Financial, Fiscal and Enterprise Affairs Directorate (DAF)

Non-OECD countries that wish to join the OECD Convention and the Working Group may apply for accession. As mentioned in the Convention (Art.13) and the related Commentaries, the Convention is open to non-members that become full participants in the OECD Working Group on Bribery in International Business Transactions in accordance with clearly defined procedures.

As the depository of the Convention, the OECD decides, via its Council, whether to invite a non-member to become a full participant, or an observer, in the Working Group on Bribery in International Business Transactions. Governments interested in associating themselves with the OECD anti-corruption effort must be willing and able to fulfil all obligations and commitments inherent in joining the Working Group and in acceding to the Convention. Full information is available on request, including the conditions for joining the Convention and on other OECD initiatives to fight against corruption and promote high ethical standards and good governance.
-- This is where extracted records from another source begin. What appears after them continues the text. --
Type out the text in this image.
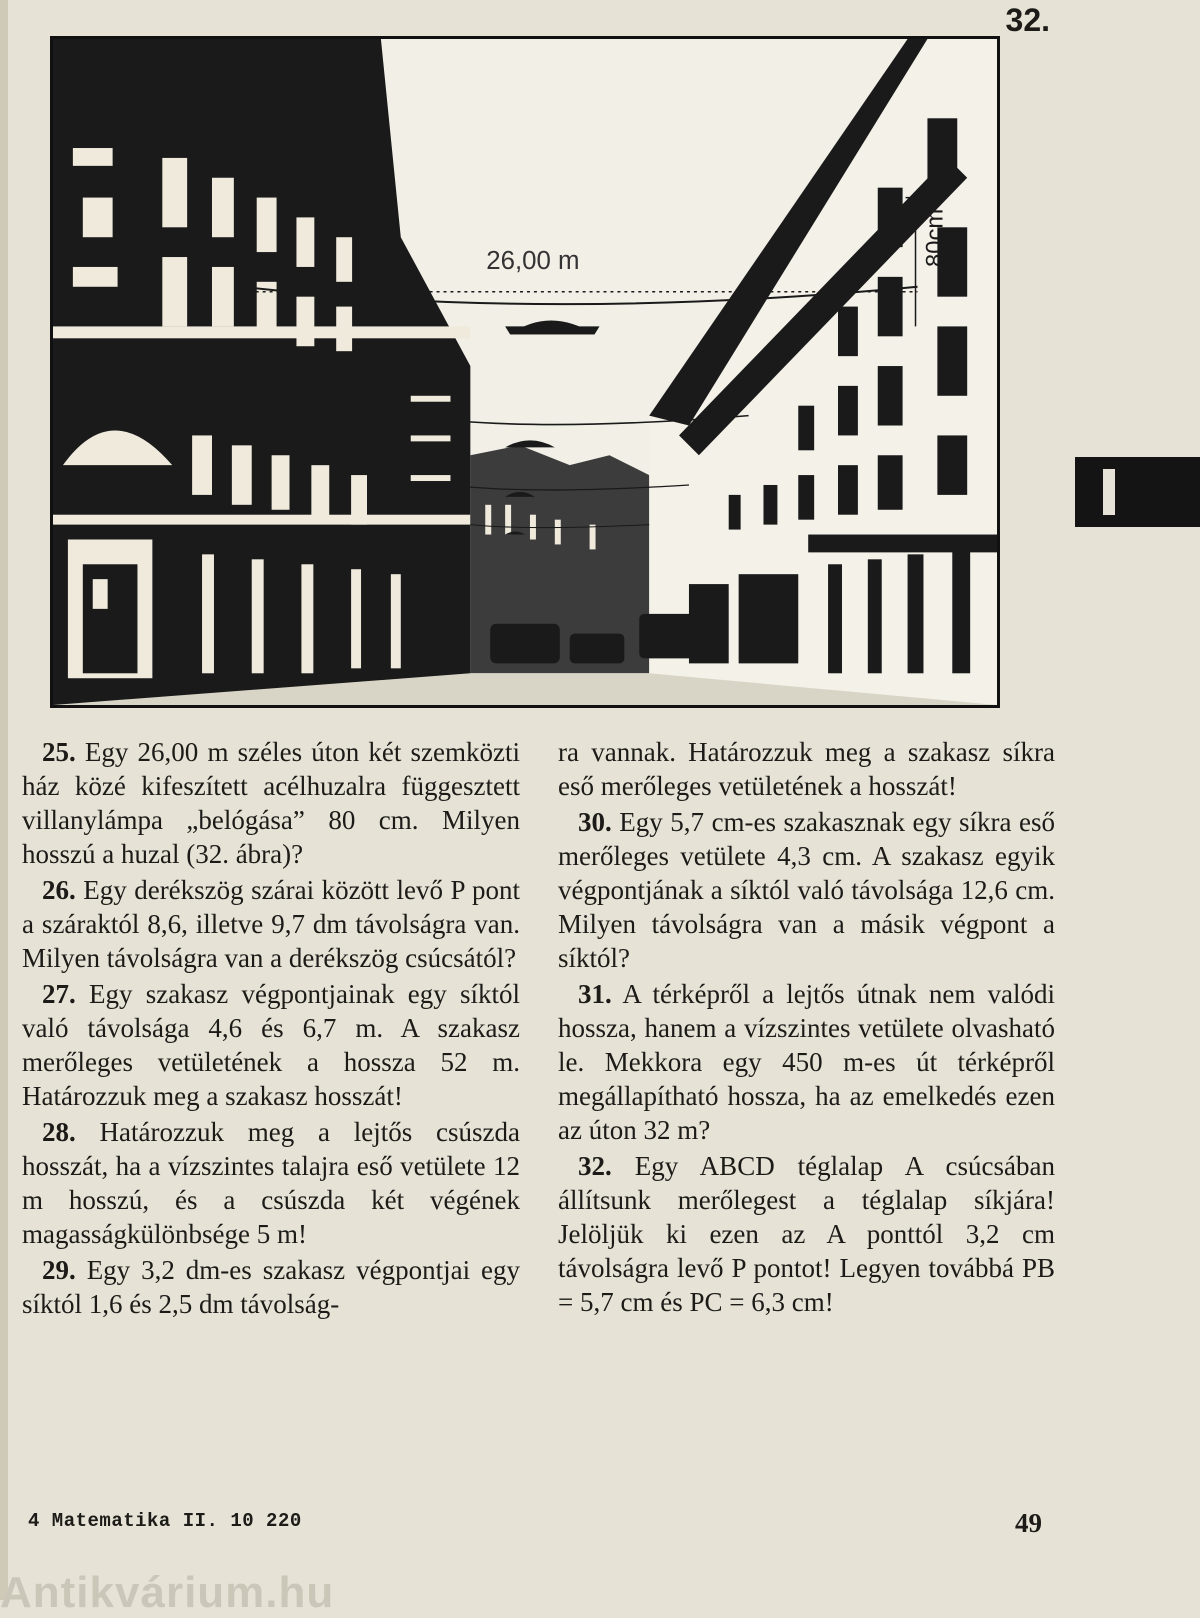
32.
26,00 m	80cm

25. Egy 26,00 m széles úton két szemközti ház közé kifeszített acélhuzalra függesztett villanylámpa „belógása” 80 cm. Milyen hosszú a huzal (32. ábra)?

26. Egy derékszög szárai között levő P pont a száraktól 8,6, illetve 9,7 dm távolságra van. Milyen távolságra van a derékszög csúcsától?

27. Egy szakasz végpontjainak egy síktól való távolsága 4,6 és 6,7 m. A szakasz merőleges vetületének a hossza 52 m. Határozzuk meg a szakasz hosszát!

28. Határozzuk meg a lejtős csúszda hosszát, ha a vízszintes talajra eső vetülete 12 m hosszú, és a csúszda két végének magasságkülönbsége 5 m!

29. Egy 3,2 dm-es szakasz végpontjai egy síktól 1,6 és 2,5 dm távolság-

ra vannak. Határozzuk meg a szakasz síkra eső merőleges vetületének a hosszát!

30. Egy 5,7 cm-es szakasznak egy síkra eső merőleges vetülete 4,3 cm. A szakasz egyik végpontjának a síktól való távolsága 12,6 cm. Milyen távolságra van a másik végpont a síktól?

31. A térképről a lejtős útnak nem valódi hossza, hanem a vízszintes vetülete olvasható le. Mekkora egy 450 m-es út térképről megállapítható hossza, ha az emelkedés ezen az úton 32 m?

32. Egy ABCD téglalap A csúcsában állítsunk merőlegest a téglalap síkjára! Jelöljük ki ezen az A ponttól 3,2 cm távolságra levő P pontot! Legyen továbbá PB = 5,7 cm és PC = 6,3 cm!

4 Matematika II. 10 220	49
Antikvárium.hu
To join, a country will undergo a thorough assessment of its economic situation and its institutional and legal framework. Any other relevant factors will also be taken into account. If the assessment process results in a positive evaluation, the applicant country will be invited to become associated with the work of the Working Group as an observer for a probationary period. Subsequently, and depending on the country’s progress in implementing anti-corruption provisions and on its record of attendance at Working Group meetings, the country may be invited to become a full participant in the Working Group and accede to the Convention.

Countries which do not join the Convention may still wish to co-operate in the struggle against corruption. This opens opportunities to organise additional regional events and other sorts of dialogue, for instance, in association with the Centre for Co-operation with Non-Members (CCNM). The scope of the information-sharing process may also be expanded through new or extended anti-corruption networks. The collaboration with different bodies active in the field could also be intensified. Other possible initiatives might include the development of an “Anti-Corruption” Declaration which would signal a country’s adherence to the OECD anti-corruption principles and be a gesture which can reinforce national anti-corruption programmes.

An informal information meeting, aimed at non-member countries that have demonstrated an interest in the Convention and the work of the Working Group, will be held in June 2000. The meeting will inform participants of the key elements of the Convention and other OECD anti-corruption activities, as well as providing an opportunity to explore possible new initiatives.